The European Investment Fund – Recovery Plan
The European Investment Fund - Recovery Plan
”The planning of the work and the subsequence of deliverables was excellent. The transfer of knowledge started from a very early stage and helped avoiding unnecessary workload with a handover at the end of the project. FCG provided support and know-how in what was a very practical, hands-on, and easily to integrate manner”
- Denitsa Berkhoff, Head of Market and Strategic Risk Management
According to the BRRD(Bank recovery and resolution Directive), EU banks and institutions must have recovery plans that define actions for restoring financial strength and viability should they be exposed to severe stress. The European Investment Fund, or EIF, is not supervised by the European Central Bank (“ECB”) or any other supervisory body but has statutory obligations to follow best market practices while performing its activities.
The EIF review of the recovery plan aimed to secure not only regulatory compliance and harmonization with the EIB Group standards but also the operationability, that the recovery plan is credible and possible to execute on in practice. This was a key finding highlighted in the ECB “Report on recovery plans” from July 2018, evaluating recovery plan implementations at European significant institutions.

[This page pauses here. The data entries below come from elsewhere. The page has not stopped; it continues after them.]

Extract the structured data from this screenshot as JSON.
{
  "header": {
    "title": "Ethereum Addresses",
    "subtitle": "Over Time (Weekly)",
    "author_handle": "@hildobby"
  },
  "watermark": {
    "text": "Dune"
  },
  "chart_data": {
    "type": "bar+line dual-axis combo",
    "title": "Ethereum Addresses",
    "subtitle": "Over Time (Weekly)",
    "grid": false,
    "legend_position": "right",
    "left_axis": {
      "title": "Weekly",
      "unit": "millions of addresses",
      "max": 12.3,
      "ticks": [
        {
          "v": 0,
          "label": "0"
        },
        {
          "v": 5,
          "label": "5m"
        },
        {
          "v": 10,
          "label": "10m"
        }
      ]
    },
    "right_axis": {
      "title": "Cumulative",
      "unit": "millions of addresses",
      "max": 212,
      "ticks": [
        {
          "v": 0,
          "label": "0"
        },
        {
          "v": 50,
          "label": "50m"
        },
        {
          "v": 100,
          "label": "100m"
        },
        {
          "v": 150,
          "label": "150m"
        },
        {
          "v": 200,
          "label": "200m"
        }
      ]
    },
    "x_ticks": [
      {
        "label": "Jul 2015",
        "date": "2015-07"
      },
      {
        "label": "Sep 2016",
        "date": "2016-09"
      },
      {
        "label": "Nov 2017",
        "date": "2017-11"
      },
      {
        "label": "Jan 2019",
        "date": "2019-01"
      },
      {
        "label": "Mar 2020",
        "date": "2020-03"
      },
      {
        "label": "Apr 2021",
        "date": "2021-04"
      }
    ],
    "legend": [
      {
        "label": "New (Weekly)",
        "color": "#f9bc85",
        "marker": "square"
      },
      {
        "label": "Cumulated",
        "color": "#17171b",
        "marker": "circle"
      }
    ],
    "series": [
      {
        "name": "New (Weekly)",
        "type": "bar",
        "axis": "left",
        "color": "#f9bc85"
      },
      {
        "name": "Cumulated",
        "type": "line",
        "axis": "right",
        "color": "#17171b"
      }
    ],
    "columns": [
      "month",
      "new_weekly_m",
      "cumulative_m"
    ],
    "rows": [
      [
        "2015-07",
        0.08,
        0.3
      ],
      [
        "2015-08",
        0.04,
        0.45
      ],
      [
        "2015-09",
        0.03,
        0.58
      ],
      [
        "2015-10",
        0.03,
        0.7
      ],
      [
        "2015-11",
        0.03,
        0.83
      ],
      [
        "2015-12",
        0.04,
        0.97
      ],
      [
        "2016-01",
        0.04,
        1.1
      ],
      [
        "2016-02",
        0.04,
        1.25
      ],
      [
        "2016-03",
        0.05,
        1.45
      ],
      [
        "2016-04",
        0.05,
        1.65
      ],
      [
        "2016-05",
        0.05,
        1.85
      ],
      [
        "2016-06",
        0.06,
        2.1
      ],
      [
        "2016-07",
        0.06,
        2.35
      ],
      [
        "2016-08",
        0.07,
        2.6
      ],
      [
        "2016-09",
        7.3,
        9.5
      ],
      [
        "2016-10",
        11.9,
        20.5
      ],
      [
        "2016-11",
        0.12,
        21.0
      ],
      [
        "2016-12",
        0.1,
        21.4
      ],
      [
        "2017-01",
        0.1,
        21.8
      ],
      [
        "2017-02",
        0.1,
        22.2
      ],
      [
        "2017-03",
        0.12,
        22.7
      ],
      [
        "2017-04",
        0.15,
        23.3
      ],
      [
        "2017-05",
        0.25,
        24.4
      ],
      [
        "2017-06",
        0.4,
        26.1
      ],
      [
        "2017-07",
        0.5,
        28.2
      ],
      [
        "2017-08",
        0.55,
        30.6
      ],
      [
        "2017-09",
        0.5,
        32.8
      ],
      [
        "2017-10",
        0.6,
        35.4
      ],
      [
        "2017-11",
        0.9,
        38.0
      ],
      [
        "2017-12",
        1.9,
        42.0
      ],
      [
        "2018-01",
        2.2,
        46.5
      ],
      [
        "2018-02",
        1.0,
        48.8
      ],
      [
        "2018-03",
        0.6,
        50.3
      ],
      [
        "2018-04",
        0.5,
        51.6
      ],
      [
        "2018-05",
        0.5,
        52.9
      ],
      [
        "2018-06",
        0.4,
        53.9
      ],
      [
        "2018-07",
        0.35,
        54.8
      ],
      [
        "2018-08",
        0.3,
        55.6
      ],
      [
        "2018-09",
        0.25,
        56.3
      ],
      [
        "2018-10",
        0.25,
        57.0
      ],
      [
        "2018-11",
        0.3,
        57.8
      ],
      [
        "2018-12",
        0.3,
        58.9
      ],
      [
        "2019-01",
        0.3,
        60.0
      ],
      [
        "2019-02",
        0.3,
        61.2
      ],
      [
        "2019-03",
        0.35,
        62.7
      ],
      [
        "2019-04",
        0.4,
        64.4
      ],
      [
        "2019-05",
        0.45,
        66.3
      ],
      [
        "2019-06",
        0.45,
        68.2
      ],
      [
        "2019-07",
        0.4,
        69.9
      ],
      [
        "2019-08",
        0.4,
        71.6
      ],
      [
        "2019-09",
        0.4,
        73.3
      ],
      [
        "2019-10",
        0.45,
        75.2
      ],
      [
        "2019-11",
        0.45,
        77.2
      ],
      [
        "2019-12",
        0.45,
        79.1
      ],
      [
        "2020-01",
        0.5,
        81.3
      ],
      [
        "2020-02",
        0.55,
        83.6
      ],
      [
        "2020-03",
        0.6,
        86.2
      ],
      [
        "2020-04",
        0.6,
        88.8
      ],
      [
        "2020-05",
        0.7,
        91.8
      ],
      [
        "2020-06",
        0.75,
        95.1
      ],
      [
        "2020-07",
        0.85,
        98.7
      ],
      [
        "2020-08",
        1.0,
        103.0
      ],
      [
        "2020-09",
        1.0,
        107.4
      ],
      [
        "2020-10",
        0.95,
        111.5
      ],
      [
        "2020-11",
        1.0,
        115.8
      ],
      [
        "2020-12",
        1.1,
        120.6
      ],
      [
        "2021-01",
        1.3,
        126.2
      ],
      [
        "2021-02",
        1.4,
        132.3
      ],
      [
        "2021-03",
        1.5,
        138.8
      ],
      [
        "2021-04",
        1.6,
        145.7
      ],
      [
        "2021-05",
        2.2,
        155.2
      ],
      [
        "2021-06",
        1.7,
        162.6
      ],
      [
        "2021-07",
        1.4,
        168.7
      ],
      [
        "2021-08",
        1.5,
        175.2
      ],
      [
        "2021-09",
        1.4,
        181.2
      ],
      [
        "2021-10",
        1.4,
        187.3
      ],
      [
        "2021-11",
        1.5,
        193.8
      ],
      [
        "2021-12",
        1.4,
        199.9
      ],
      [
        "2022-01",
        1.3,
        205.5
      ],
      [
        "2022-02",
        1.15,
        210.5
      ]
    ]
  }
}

Developing a recovery plan in line with regulatory requirements requires a considerable amount of information from a range of stakeholders. In order to also improve risk management by making the plan credible and securing operationability, much of that information must be confirmed through workshops where for example feasible recovery options, the order in which they can be executed and their impact on the institution are challenged. In the assignment at the EIF, FCG therefore started with a detailed planning of meetings and workshops with senior executives from business functions in order to secure the assignment deadline.
In the first step, suitable recovery indicators were selected, based on the main business lines and critical functions of the EIF. Meanwhile, the drafting of suitable adverse scenarios started; scenarios designed to make a severe negative impact the main businesses of EIF. Recovery trigger levels and adverse scenarios were linked to the largest possible extent to the existing Risk Appetite Framework and stress testing for ICAAP/ILAAP.
In the second step, EIF specific recovery options were identified and documented. The workshops gathered and tested the necessary recovery option information, for example capacity, time to effect and potential interdependencies; crucial information for building the total recovery capacity in the adverse scenarios. Discussions in the workshops identified potential improvement areas which formed a list of preparatory measures. As a final step the required sections on governance and communication were added to the recovery plan.